Giovanni Assereto
Il complesso monumentale di Santa Caterina a Finalborgo, nel quale si svolge la Festa dell’Inquietudine, fu edificato verso la metà del XIV secolo (la bolla di papa Innocenzo VI che assegna la chiesa e l’oratorio all’ordine dei Domenicani è del 1359) e destinato ad accogliere le tombe dei marchesi Del Carretto.
Burgum Finarii
Finalborgo (Burgum Finarii) era la capitale del Marchesato del Finale, un piccolo Stato che si estendeva su un arco di costa corrispondente a quello dell’attuale comune di Finale Ligure e si spingeva verso l’interno sino all’alta val Bormida. Formazione politica dalla storia quasi millenaria, le sue origini risalgono al X secolo e alla nascita della Marca Aleramica, anche se solo nel XII secolo, in seguito alla dissoluzione di tale Marca, il Finale acquistò una distinta fisionomia. Sarebbe rimasto fino all’inizio del Seicento sotto la sovranità dei Del Carretto, una grande famiglia feudale che fondava il proprio potere sulle investiture ricevute da Federico Barbarossa e dai successivi imperatori, e che con i suoi rami avrebbe governato anche numerosi feudi minori nelle vicinanze, come quelli di Zuccarello, Balestrino e Millesimo.
Per tutto il basso medioevo e la prima età moderna il Marchesato dovette fronteggiare la rivalità di Genova, che mirava a eliminare con la forza quella che essa giudicava un’enclave fastidiosa e pericolosa all’interno del proprio Dominio di Terraferma. Nonostante numerosi episodi di guerra e di occupazione, il Finale riuscì a conservarsi indipendente, tanto che pareva avviato a un destino non diverso da quello di un altro staterello poco distante – il Principato di Monaco – capace di durare fino ai giorni nostri.

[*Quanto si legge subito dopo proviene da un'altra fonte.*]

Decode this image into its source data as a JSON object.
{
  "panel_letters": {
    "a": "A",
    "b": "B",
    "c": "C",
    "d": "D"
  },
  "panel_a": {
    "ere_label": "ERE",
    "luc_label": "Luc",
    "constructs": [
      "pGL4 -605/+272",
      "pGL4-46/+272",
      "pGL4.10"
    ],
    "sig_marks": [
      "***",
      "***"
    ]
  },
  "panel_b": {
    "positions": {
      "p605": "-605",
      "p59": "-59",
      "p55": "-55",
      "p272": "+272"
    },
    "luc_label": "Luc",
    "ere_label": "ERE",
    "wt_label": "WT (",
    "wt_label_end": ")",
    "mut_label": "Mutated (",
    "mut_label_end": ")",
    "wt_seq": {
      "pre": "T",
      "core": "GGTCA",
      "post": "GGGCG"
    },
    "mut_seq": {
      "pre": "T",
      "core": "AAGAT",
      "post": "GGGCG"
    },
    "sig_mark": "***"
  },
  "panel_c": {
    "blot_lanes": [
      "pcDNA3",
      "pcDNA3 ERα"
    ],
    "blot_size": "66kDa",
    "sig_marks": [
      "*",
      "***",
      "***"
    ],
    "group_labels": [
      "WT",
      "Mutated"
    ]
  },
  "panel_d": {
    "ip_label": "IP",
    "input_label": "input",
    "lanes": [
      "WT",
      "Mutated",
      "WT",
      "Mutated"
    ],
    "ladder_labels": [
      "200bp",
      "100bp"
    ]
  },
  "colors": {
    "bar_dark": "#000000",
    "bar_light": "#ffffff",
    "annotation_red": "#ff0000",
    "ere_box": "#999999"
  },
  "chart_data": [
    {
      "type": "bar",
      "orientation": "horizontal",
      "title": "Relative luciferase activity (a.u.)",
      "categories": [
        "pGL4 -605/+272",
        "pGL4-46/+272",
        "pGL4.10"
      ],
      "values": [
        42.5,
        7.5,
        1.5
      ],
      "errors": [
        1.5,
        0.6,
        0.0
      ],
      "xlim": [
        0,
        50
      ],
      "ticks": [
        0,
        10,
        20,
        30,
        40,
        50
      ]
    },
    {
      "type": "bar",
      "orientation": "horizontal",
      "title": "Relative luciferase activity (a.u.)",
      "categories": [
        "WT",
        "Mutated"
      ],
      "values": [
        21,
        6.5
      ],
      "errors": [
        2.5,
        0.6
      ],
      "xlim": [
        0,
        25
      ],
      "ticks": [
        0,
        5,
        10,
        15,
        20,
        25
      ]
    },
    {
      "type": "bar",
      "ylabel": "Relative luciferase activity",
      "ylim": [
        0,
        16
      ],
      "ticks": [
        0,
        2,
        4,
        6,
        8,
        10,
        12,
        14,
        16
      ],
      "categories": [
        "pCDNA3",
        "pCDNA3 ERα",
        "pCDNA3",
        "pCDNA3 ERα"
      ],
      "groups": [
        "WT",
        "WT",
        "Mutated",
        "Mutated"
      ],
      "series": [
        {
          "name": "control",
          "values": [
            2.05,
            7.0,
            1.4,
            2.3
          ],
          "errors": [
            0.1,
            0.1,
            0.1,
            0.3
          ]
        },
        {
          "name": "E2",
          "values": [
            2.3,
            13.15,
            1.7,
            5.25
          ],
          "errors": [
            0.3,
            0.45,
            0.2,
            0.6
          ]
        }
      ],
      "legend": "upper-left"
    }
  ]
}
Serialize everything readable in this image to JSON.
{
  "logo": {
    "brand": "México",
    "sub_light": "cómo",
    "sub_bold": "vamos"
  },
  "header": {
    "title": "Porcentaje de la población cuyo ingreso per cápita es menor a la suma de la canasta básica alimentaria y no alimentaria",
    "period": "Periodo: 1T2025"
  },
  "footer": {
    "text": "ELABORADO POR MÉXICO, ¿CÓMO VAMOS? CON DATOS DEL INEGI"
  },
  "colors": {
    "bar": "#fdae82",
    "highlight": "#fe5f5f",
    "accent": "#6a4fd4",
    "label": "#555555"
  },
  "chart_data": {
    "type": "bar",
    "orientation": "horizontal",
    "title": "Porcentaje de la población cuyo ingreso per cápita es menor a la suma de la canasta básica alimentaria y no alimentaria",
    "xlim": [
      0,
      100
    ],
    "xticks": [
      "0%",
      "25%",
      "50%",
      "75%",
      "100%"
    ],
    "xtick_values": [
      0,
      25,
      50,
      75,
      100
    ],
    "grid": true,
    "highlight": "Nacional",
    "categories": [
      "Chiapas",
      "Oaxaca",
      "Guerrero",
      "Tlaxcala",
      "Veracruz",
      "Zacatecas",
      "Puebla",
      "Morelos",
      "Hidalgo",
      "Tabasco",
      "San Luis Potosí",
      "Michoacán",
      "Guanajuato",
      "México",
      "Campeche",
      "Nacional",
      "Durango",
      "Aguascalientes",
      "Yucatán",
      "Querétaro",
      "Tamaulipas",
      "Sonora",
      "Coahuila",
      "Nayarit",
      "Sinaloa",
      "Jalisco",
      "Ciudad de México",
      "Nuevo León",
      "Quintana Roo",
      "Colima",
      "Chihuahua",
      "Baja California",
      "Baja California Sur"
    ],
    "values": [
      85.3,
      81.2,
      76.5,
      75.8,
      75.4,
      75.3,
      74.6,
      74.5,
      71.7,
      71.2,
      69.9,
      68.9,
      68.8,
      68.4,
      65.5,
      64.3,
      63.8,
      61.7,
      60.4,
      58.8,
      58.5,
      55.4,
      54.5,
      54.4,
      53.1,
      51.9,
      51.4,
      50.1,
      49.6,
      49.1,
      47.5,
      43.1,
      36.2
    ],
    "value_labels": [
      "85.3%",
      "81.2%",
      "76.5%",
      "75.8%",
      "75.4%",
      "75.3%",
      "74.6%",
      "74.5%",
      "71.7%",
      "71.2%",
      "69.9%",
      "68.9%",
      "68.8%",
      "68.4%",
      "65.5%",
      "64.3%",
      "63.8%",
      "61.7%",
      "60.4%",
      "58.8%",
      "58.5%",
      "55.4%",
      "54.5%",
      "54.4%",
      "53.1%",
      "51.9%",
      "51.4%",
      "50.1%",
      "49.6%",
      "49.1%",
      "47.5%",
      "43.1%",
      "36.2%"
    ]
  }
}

Fine della dinastia carrettesca
Nel 1571, però, il re di Spagna Filippo II, temendo che i francesi suoi nemici si impadronissero del Marchesato, lo fece occupare militarmente e ventisette anni dopo, nel 1598, riuscì a farselo vendere dall’allora marchese Sforza Andrea Del Carretto. Nel 1602 questi morì e il Finale passò definitivamente alla corona spagnola, mantenendo tuttavia il suo status di Marchesato e di feudo del Sacro Romano Impero, nonché una certa autonomia.
La fine di una dinastia splendida come quella carrettesca – che aveva annoverato grandi personaggi nei campi della politica, delle armi, della cultura e della religione – non comportò affatto la decadenza dello Stato finalese. Sotto lo scettro dei Re Cattolici, che rappresentavano allora la massima potenza europea, il Marchesato conobbe anzi una sorta di età dell’oro. La Spagna teneva moltissimo a quel possedimento, che costituiva un importante presidio sull’alto Tirreno e una tappa del percorso attraverso il quale decine di migliaia dei suoi soldati raggiungevano i teatri bellici delle Fiandre e della Germania. E grazie alla protezione spagnola il commercio e la navigazione dei finalesi raggiunsero uno straordinario sviluppo, accompagnato anche da una notevole fioritura culturale e artistica. Per oltre un secolo, così, quel piccolo Stato si trovò associato ai destini imperiali della corona di Castiglia, respirò l’aria della grande storia e rimase a diretto contatto con il centro del mondo di allora: come se oggi, per fare un paragone, il Finale fosse una delle stelle nella bandiera degli Stati Uniti.
Fine dell’antica autonomia politica del Finale
Infine, nel 1713, la Repubblica di Genova – approfittando della grande crisi europea innescata dalla guerra di Successione Spagnola e del forte bisogno di denaro che angustiava l’imperatore Carlo VI d’Asburgo – comprò da quest’ultimo, che ne deteneva pur sempre l’«alto dominio», il Marchesato e lo inglobò nei propri territori. Quest’atto, molto deprecato dagli abitanti, segnò la fine dell’antica autonomia politica del Finale, ma certo non ne cancellò d’un colpo l’individualità, che ancora oggi si può leggere in molti segni presenti nel territorio, e che meriterebbe di essere sempre più riscoperta e sottolineata, non per ottuso campanilismo ma per legittimo orgoglio nei confronti di un grande passato.